I’m not really a fan, but it’s exciting to have a gig like this taking place so close to home.
Middlesbrough has a history of attracting great artists to perform, but they often visit during the early stages of their career, before they become famous, or on the other side, after their fame has peaked. So to attract someone like Snoop Dogg is fantastic for the town and its residents, who would usually have to travel much further afield to see a musician of this calibre perform.
But it isn’t only its choice of concert headliners that shows Middlesbrough has ambition.
Officially a town, in recent years Middlesbrough has thrice applied for city status, in 2000, 2002 and 2012. But why does it matter?
Being granted city status can be prestigious and research has shown that there could be a connection between that and local economic growth. But it’s also a matter of pride. For a long time, Middlesbrough has had a poor reputation; something that has slowly begun to turn around in recent times thanks to things like the success of the university and the boom in digital industries.

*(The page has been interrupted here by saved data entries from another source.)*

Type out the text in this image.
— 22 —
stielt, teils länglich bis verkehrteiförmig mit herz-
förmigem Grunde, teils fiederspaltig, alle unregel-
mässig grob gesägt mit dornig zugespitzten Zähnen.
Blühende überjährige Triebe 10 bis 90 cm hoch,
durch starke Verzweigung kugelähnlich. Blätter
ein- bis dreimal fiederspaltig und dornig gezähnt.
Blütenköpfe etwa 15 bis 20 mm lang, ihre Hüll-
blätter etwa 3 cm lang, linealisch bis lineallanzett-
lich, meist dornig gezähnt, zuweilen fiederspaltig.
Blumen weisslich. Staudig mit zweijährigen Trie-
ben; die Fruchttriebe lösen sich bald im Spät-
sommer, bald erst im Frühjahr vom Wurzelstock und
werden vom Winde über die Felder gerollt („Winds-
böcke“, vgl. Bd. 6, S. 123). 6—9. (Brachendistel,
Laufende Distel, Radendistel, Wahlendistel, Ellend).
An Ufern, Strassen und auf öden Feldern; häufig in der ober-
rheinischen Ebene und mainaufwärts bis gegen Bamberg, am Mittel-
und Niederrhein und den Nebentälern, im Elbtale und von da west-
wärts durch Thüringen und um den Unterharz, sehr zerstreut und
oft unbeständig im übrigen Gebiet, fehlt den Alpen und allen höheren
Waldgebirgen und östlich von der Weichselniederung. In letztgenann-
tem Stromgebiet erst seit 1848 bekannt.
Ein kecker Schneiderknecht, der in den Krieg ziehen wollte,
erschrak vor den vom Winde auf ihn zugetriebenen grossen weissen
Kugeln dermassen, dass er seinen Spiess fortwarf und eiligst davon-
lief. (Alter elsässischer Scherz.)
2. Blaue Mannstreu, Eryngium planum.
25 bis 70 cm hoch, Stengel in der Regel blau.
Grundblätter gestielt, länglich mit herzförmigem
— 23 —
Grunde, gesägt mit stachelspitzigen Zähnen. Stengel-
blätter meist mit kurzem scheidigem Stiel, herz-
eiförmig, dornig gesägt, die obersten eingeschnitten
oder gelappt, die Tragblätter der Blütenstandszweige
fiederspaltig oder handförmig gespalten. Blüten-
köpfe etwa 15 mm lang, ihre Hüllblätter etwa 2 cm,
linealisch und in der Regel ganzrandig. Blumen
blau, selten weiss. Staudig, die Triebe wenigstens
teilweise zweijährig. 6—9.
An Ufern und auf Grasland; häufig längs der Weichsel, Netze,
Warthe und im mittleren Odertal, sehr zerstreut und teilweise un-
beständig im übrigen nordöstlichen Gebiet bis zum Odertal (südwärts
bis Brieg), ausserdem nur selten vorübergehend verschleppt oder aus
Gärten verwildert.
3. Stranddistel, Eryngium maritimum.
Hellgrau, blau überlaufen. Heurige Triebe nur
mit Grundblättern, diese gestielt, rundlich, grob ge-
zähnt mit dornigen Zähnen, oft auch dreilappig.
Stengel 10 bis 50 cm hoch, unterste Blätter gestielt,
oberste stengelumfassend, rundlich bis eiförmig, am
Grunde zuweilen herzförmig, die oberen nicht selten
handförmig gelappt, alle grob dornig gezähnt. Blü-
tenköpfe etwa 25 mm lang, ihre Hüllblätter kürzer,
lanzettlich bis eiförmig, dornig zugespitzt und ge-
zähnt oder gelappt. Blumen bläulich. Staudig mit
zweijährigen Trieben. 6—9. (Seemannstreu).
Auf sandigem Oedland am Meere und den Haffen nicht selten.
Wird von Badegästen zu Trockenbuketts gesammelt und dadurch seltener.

Recently I was invited to a blogger event at Psyche, Middlesbrough’s designer department store. The shop has grown steadily over the years, at one point even having its own TV documentary on BBC3. Founder Steve Cochrane has big plans for the store, with a new branch opening in Leeds. He even appears on the new Santander advert alongside other notable business folks, replacing sports stars Jessica Ennis, Jensen Button and Rory McIlroy. It just goes to show that Middlesbrough is home to thriving businesses and ambitious entrepreneurs too.
Even our football team have shown flashes of ambition, making it as far as the final of the UEFA Cup Final in 2006 after a particularly dramatic campaign where they twice came back from being 3-0 down to win their matches 4-3. It seemed like the trophy was fated, but unfortunately a win wasn’t to be.
Still the club (and the fans) have their eye on greater success than their current league position would imply.
That’s one of the great things about being a town that’s not really on the radar; those flashes of brilliance when something exciting happens, shining a light on the town and the things that might be possible, which other people take for granted.